Unstandardized Accounting Terminology
Supplementary Materials
Abstract
The communication of accounting information requires a domain-specific vocabulary, and, in specialized languages, standardization is considered a key to clear communication, i.e., one term should only be assigned to one concept and vice versa. In practice, accounting terminology is unstandardized and produces undue complexity. We provide the first large-sample evidence on the level and the implications of unstandardized accounting terminology for a global corpus of annual reports. Our study shows that unstandardized accounting terminology is widespread and has economic consequences, increasing human and computerized information processing costs.
About This Repository
This repository provides supplementary materials for our paper: Unstandardized Accounting Terminology. Datasets, concept mappings, as well as our code for company name matching available for download.
What You’ll Find:
Terms & Concepts: Complete accounting dictionaries constructed using top-down (authoritative sources) and bottom-up (XBRL filings) approaches. Includes term lists, concept lists showing synonyms, and frequency statistics across our global corpus of annual reports.
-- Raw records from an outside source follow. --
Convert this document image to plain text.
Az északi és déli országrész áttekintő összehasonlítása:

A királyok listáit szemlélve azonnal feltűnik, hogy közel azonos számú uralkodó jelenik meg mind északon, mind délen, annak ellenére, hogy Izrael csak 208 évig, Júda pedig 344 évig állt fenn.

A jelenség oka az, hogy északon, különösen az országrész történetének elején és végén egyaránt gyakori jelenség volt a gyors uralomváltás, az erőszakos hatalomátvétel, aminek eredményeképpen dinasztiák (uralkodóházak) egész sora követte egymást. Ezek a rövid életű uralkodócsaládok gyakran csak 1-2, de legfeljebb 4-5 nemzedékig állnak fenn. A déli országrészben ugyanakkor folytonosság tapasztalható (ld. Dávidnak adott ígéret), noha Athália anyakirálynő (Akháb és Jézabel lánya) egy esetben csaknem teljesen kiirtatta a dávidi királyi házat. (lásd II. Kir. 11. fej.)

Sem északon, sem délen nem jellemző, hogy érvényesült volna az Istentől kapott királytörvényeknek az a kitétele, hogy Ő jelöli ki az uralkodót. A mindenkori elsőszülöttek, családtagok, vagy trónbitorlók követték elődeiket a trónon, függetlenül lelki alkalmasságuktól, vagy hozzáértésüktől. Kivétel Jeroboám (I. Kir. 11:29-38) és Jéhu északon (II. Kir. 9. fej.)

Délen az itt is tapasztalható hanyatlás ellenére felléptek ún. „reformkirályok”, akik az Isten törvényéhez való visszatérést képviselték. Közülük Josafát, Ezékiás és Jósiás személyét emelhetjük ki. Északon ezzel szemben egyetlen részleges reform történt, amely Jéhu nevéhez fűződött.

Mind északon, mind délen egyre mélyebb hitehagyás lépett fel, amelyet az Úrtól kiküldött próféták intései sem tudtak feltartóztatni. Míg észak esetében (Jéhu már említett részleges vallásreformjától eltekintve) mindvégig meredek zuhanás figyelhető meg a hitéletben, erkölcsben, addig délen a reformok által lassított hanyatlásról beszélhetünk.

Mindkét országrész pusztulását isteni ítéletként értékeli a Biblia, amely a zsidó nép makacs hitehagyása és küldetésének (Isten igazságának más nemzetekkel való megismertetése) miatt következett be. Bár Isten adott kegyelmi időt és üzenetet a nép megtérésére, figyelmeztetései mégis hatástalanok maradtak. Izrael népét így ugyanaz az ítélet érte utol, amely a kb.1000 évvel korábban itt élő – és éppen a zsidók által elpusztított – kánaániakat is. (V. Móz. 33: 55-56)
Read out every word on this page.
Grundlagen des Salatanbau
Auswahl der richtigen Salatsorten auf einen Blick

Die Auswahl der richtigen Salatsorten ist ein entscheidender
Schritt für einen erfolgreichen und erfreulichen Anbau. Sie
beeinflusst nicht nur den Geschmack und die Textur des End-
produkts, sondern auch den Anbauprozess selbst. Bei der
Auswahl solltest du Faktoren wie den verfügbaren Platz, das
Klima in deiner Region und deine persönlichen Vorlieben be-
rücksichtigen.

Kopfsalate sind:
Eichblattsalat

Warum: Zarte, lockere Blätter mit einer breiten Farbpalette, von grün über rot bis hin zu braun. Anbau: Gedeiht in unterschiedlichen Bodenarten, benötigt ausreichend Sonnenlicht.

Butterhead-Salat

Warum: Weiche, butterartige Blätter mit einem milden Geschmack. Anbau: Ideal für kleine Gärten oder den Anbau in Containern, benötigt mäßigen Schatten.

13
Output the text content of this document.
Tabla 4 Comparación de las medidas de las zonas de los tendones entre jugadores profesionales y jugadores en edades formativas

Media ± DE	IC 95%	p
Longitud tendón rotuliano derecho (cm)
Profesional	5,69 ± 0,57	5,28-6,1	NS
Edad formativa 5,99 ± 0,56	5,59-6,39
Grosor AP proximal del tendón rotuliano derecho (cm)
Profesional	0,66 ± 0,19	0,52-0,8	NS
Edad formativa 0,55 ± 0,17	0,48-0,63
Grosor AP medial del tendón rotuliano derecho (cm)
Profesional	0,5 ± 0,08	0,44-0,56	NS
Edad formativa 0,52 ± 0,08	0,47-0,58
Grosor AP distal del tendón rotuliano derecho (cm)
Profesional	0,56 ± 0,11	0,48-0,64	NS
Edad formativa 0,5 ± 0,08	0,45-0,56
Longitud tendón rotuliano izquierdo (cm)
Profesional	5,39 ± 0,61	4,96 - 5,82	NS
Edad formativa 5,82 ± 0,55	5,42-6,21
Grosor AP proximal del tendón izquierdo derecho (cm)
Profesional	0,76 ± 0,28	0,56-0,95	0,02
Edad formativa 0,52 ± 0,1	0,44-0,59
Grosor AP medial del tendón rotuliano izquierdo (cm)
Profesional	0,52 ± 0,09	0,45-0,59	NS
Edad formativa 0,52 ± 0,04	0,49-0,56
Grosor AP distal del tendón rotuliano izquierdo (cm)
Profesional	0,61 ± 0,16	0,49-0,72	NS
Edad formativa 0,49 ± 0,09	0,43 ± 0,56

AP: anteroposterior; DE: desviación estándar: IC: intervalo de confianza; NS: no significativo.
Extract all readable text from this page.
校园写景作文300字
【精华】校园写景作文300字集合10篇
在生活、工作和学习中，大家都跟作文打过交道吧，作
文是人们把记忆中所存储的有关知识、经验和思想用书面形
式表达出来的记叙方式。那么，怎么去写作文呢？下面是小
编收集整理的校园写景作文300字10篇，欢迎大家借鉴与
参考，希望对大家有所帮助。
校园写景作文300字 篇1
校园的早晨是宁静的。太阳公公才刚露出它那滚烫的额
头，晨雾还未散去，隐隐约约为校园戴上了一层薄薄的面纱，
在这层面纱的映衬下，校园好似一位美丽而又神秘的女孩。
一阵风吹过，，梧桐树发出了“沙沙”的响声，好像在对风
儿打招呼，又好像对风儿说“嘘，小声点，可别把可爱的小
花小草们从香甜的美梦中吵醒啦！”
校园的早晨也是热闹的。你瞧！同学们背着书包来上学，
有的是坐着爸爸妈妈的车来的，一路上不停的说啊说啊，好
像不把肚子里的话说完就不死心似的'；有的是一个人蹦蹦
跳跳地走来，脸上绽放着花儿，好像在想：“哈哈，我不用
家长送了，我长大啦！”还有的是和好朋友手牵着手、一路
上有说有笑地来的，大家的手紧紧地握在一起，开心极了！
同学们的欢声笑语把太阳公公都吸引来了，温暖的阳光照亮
Database Item Matching: Mappings between Compustat and Worldscope data items and our accounting concepts. These mappings enable analysis of how terminology standardization affects data collection by commercial providers.
Name Matching Package: An R package (rMatching) for fuzzy matching of firm names across databases. Developed for matching Perfect Information filings to Datastream, but applicable to any general name matching task. Available on GitHub.